Mi elección

La historia está plagada de personajes, yo los llamo “vestidos”, con nombres que impresionan: Cleopatra, Napoleón Bonaparte, Marylin Monroe, Sócrates, tantos y tantos de cuyas vidas creemos saber algo, seres humanos sobresalientes en esferas de lo más variopinto…, nombres que al oírlos evocan una emoción, un sentimiento quizá en nuestro interior y a los que se atribuyen cualidades, características que por una u otra causa impactan en quienes no conseguiremos ser conocidos.

La literatura de creación o biográfica intenta decirnos qué había en ellos diferente, razón por la cual dejaron el anonimato y muchos siglos después incluso, sabemos de ellos y  a veces son convertidos en leyenda…

Esa gente ha salido de la categoría de personas, ya sea triste o victoriosa su vida, para convertirse en Vida que para nosotros no se extingue. Todos son “vestidos de la Vida”, pues es ella quien se los pone y quita. Es ella quien se convierte en personas notables y la memoria colectiva guarda y conoce sus logros y humillaciones haciendo que su paso por la tierra los tome de patrones, de valiosas noticias sobre el hombre que es bueno seguir manteniendo vivas.

Sus peripecias a través del camino cotidiano les llevaron a entregarse de lleno a ser, a permitir que sus actos reales o imaginados, nos inviten a imitarlos. Imitarlos no como copia idénticas, sino a imitar lo que les hizo únicos y dejar a nuestra vez de esconder lo que somos: cada cual otro vestido más de la Vida.

Pasa que ningún “traje” vale menos o más que el resto. Es todo el armario completo de ropas distintas lo que hace valioso no ya al traje, sino a la Vida que osó vivir con él puesto a pesar de que un traje siempre condicione el movimiento y en apariencia coarte nuestra libertad.

De adolescente clamaba una y otra vez: ES MI VIDA…, Lo hacía porque mi propio vestido buscaba adherirse a mi experiencia real y hacerlo a la medida de lo que sentía que soy. Paradójicamente no tenía ni idea de qué o quien era, ni sabía qué hacía aquí. Si intuía que para lograr ser aquello que me arrastraba era vital que me reconociesen la libre elección en mis actos.

Pronto averigüé que podía intentar ser casi todo. Sí. Casi, todo menos libre. Ahí comenzó mi persecución interior de la libertad. Miré entonces al cielo de las estrellas humano. Leí a Sócrates, amé a Marco Antonio y César con Cleopatra. Dirigí batallas desde mi hogar con Bonaparte admirando su estrategia militar y me embelesó una muñeca de carne y hueso que atraía a tantos varones…

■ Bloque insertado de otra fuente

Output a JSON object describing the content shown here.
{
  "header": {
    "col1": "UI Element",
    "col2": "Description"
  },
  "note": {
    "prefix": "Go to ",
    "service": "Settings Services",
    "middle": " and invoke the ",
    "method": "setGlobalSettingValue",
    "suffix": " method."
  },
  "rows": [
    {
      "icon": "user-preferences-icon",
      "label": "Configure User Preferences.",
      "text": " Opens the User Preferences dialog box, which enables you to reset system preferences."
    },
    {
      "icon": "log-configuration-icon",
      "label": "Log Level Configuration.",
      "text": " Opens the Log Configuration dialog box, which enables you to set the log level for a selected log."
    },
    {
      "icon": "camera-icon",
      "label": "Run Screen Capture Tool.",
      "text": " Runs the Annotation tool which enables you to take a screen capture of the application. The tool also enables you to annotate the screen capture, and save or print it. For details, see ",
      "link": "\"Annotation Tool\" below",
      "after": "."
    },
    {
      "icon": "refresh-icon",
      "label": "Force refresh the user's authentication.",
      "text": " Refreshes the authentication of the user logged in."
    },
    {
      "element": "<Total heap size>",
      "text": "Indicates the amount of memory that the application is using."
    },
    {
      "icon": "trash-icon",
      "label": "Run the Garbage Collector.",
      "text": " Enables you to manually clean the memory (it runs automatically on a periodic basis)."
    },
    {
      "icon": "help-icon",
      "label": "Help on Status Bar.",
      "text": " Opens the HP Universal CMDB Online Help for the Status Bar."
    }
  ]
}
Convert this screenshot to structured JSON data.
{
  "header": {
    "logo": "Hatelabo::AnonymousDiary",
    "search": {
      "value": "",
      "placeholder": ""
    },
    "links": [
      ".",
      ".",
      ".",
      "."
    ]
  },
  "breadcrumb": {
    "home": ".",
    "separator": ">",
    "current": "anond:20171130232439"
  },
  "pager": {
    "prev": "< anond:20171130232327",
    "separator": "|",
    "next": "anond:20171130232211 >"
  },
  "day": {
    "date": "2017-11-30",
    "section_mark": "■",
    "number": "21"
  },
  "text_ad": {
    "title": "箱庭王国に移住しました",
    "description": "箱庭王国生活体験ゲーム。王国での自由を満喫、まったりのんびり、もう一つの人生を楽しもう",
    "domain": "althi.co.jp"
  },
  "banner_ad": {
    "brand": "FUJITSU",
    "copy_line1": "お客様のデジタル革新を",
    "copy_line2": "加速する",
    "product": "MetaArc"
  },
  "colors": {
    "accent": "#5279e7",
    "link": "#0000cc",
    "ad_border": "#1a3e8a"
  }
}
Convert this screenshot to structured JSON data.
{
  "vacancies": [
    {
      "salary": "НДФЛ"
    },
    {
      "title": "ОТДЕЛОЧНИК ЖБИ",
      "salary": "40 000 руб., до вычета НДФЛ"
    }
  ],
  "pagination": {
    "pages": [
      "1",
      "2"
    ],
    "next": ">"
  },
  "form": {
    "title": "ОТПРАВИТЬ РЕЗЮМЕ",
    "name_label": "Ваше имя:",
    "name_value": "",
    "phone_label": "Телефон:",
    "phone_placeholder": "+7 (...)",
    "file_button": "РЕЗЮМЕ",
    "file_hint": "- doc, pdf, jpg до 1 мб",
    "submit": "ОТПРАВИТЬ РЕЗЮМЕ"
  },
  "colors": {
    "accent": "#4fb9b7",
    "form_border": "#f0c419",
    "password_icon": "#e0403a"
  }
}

Ellos que en ocasiones dirigían a las masas, nunca fueron libres tampoco, a pesar de su encanto y su heroicidad. Así que mi inquieto “yo” siguió mirando al espacio exterior humano y buscando a ver si alguno consiguió ser libre, descubrí a Jesús…

La verdad científica de su existencia se ciñe a una breve notificación del tiempo del famoso mandatario romano Poncio Pilatos, en época del emperador Tiberio, que destaca lo levantisco de un pueblo que no permitió ser dominado. Tan sólo avasallado y humillado. Se cita según el historiador Flavio Josefo y de pasada, un sacrificio de cruz como tantos en Jerusalem algo más complicado que otros y ya. Cuanto hoy contamos de aquel galileo como si fuera dogma de fe, no es más que tradición oral. O lo que es lo mismo: un DICEN QUE … Y ya se sabe que quien cuenta añade o resta al relato de su propia cosecha según y cómo lo acontecido le llegue.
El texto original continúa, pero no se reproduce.